Auch Phil und Mikkey liefern glänzend ab. Das zeigt "Be My Baby", natürlich viel besser produziert als die ersten beiden uralten Songs, live entfaltet der neue Track aber gleichwohl mehr Groove als im Studio, ein klarer Mehrwert. Auf "Killers" glänzt Lemmys Bassspiel, auf "Metropolis" zeigt Dee den Jazzdrummern, wo die Harke hängt. Die Auswahl der Tracks ist einfach klasse. "Over The Top" ist das Protostück der frühen Motörhead, "One Night Stand" von "Kiss Of Death" ist gelungen. Doch warum die Periode in der Bandgeschichte zurecht mit als stärkste Schaffenszeit gilt, zeigen "In The Name Of Tragedy", das wirklich alles abreißrende Albumhighlight, und das ebenfalls blendend aufgelegte "Sword Of Glory".

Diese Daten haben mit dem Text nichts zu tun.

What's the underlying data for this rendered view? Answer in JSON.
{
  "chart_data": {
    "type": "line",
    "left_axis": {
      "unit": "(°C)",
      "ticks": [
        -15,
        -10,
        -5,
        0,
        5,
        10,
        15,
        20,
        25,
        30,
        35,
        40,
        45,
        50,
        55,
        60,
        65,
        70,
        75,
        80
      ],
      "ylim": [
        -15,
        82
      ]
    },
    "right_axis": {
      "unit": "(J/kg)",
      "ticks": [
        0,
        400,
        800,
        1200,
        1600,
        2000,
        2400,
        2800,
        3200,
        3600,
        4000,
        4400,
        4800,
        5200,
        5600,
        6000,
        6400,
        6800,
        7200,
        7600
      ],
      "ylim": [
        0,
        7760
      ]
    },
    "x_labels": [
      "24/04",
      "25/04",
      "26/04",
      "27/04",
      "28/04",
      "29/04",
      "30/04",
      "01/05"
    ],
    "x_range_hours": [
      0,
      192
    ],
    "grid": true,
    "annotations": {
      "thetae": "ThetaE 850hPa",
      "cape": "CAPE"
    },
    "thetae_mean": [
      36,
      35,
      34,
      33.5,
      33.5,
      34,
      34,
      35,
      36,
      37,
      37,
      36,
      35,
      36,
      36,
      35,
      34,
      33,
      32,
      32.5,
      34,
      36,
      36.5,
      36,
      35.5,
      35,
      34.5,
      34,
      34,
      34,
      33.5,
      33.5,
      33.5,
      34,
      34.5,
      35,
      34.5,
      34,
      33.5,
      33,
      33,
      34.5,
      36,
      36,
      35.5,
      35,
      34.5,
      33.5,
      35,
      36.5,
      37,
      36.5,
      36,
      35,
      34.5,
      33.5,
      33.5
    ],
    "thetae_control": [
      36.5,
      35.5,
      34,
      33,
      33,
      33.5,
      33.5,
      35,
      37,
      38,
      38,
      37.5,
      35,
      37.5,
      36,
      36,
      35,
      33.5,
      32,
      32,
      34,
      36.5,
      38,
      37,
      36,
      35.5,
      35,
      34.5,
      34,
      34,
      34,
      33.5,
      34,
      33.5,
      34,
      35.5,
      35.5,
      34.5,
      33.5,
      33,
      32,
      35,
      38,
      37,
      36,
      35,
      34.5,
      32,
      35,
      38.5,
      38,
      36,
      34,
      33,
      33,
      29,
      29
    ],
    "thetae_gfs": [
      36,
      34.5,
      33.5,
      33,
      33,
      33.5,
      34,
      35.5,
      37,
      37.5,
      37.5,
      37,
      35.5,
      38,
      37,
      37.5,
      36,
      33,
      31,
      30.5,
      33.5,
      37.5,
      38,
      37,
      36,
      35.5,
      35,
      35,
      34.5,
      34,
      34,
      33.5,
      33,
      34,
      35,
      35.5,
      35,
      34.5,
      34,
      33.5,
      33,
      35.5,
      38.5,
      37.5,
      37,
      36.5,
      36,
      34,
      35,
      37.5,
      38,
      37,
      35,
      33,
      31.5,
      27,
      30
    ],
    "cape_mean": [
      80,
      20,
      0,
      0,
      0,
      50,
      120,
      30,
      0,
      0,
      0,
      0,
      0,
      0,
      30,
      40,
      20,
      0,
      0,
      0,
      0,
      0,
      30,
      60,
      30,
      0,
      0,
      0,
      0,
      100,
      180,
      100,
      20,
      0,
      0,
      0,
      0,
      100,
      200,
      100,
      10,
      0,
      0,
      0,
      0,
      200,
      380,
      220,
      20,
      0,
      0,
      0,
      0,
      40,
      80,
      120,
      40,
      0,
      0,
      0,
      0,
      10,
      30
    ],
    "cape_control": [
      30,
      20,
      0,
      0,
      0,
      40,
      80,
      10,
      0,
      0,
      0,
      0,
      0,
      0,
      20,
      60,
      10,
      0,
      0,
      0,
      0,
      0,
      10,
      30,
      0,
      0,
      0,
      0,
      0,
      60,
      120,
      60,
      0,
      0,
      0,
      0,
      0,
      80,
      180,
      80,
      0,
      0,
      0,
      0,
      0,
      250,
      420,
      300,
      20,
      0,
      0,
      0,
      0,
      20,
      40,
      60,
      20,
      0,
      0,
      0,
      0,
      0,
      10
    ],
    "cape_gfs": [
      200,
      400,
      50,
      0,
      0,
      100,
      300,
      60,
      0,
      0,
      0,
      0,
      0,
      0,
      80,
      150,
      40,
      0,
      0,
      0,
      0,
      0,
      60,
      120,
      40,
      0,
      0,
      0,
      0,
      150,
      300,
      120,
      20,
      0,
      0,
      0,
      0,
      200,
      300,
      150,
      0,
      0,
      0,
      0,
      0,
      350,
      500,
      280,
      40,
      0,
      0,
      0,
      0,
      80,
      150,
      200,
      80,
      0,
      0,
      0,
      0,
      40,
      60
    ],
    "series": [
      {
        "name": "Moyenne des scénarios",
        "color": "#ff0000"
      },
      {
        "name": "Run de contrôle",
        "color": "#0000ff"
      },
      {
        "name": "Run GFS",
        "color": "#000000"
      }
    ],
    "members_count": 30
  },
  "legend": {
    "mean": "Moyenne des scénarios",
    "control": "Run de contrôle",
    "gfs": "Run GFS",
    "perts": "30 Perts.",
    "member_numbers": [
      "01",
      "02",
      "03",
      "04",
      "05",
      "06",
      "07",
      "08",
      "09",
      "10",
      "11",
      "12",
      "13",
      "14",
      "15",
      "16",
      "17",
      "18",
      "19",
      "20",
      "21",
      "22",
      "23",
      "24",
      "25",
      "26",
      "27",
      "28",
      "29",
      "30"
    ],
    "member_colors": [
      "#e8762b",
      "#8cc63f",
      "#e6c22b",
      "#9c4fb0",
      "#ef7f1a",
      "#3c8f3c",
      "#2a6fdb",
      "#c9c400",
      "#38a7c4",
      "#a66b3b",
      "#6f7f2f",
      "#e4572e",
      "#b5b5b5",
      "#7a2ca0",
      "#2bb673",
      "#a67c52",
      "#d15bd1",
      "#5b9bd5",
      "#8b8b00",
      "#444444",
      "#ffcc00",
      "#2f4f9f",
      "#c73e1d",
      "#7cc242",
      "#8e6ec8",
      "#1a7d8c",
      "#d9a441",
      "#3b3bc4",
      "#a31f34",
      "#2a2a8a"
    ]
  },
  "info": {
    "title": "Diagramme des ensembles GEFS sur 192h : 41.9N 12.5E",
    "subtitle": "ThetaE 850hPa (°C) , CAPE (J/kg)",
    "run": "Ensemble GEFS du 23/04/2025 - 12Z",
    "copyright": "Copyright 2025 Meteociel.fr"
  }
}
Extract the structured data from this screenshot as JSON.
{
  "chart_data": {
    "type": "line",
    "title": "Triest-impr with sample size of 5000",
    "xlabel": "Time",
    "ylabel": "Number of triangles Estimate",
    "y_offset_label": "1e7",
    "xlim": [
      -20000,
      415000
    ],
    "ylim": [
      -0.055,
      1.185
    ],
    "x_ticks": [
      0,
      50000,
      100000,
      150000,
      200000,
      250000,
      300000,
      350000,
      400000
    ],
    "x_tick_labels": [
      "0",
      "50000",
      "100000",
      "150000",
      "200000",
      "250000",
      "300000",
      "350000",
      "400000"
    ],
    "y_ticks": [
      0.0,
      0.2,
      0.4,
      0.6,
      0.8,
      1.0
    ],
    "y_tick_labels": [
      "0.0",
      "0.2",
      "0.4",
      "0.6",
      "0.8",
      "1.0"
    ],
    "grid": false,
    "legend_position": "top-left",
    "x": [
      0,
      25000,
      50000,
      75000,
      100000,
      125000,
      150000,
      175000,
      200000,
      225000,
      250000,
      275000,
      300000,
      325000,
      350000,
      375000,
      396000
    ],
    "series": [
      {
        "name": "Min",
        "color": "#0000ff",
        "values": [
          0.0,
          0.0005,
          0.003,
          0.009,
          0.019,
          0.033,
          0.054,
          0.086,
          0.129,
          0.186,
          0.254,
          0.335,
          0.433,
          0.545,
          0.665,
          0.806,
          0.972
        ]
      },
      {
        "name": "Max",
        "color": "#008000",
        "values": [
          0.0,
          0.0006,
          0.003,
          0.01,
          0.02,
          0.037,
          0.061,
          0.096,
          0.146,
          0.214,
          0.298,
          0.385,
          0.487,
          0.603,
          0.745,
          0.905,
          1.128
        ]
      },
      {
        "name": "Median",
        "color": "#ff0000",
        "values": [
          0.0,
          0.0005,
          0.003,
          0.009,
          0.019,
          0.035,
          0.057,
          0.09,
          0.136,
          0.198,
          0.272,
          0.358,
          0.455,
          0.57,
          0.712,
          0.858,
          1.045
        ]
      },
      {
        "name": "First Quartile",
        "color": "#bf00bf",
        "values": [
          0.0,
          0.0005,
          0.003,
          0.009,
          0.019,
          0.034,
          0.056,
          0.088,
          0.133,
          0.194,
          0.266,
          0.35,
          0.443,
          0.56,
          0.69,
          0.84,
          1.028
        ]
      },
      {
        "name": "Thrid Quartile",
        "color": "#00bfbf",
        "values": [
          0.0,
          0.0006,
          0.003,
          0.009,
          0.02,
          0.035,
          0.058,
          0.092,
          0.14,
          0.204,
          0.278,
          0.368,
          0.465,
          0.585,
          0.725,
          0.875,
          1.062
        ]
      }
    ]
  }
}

Für Letzteres musste Lemmy im Übrigen auch gut drauf sein, damit es nicht ins Lakonische abdriftete, wie bei anderen Live-Auftritten gesehen. Hier hält er die Balance jedoch perfekt und so entfaltet das komplexe Stück seine Faszination. Der Lobesreigen hält an mit "Sacrifice" ("This is a very fast number. If you dance to this, you will not have children"), in Würzels letztem Werk übernimmt erneut Dee die Hauptrolle. "Just Cos' You Got The Power" ist selten der stärkste Track im Set der Mannen um Kilmister, hier jedoch ein bedrohliches Stück wankender Ekstase.

Das Niveau wird nicht durchgehend gehalten: Das Cover "Rosalie" von Thin Lizzy ist völlig sinnlos, wie die allermeisten Cover der Bandgeschichte. Andere Bands funktionieren nicht wie dieses Trio, und das wird um so auffälliger, wenn gute Songs anderer Bands durch den bandeigenen Mixer gejagt werden, um hinten seltsam schematisch rauszukommen. "I Got Mine" ist lediglich guter Standard, "Going To Brazil" ein nicht weiter erwähnenswertes Spaßlied. Auf "Killed By Death" geht Lemmy zum ersten Mal etwas die Puste aus, und "Iron Fist" war und bleibt kein besonders guter Song. Das eigentlich gute "Whorehouse Blues" verliert natürlich die Intimität, die es in der Studioversion auszeichnete, gerade nach einem so absurden Höllenritt wirkt es eher deplatziert.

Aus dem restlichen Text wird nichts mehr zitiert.